Many investors use defensive stocks to protect their portfolios when markets slide. While no sector is ever completely immune to sharp drops, defensive stocks tend to outperform in tough times.
David Nanigian, assistant professor of investments at The American College, said consumer staples and utilities are some of the most defensive sectors in the market.
"This is because people will need to consume food, water, and electricity regardless of the state of the macroeconomy," he says.
Consumer staples and budget retailers It is always difficult to tell how stocks will fare in any particular climate, but consumer staples--industries that produce household items--are some of the most defensive market sectors.
Stores that sell inexpensive products to consumers can outperform when the market is down because many consumers want cheaper alternatives to high-end and luxury items.
Utilities Regardless of the market's performance, utilities are still necessary for daily life to function. Electricity, water, sewage and natural gas will provide stable returns. This results in utilities being more profitable than other stocks during bear markets. However, during bull markets, when riskier stocks promise the chance for higher returns, they will not fare as well.
Pharmaceuticals Although some people will seek alternative medicines or different avenues for recovery, pharmaceuticals can be comparatively safe from the ebb and flow of the market because challenging financial times won't change someone's need for a regular medication.
Real estate Real estate can serve as a piece of the contra market, according to William Hammer, vice president of wealth management at Vanderbilt Partners.
"Real estate (like real estate investment trusts) can also provide low correlation to the stock market in the longer-term, though it can move in similar fashion in the very short-term," he said.
Performance during bear and bull markets During bear markets--periods of uncertainty marked by falling stock prices--defensive stocks often perform better because investors are less likely to take risks. Since defensive stocks are a safe bet for stable earnings, more people will chase them, resulting in increased worth.
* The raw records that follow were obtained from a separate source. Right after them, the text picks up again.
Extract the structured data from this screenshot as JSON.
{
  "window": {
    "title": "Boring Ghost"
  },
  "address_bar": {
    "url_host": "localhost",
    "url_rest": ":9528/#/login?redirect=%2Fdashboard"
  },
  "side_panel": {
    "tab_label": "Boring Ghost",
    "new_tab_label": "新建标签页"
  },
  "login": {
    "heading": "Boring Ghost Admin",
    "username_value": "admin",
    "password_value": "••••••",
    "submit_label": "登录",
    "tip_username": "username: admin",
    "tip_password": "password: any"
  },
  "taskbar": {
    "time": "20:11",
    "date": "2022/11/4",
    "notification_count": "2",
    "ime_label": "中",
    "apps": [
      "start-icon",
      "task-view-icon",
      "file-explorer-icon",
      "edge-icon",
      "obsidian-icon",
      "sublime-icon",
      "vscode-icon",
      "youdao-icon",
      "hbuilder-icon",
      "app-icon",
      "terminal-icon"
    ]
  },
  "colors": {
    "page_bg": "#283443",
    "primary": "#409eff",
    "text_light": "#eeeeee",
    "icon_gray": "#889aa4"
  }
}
During bull markets--more profitable economic times--investors are more likely to prefer risky stocks, since the relative danger will be lower and the chance of success will be far greater. Therefore, during economic boom times, defensive stocks often fare worse than the market as a whole. Defensive stocks can rise when the overall market rises and in many instances are likely to do so. They just won't rise by as a big of a margin.
Beta Beta is the number that represents returns and tells whether a stock goes with or against the market.
According to Nanigian, there are three variables that impact a company's beta:
- sensitivity of cash flows to the state of the economy
- operating leverage
- financial leverage
If an asset has a beta of zero, then its returns change independently of changes in the market's returns. A positive beta means that the asset's returns follow the market, and a negative beta means that the asset's returns generally move opposite the market's returns.
"Because consumer demand for the goods or services of a defensive company is the same in expansionary periods of the economic cycle as in recessionary periods, the state of the economy has little impact on the free cash flows to stockholders in such companies. Therefore, the beta of a purely defensive stock should be zero," Nanigian says.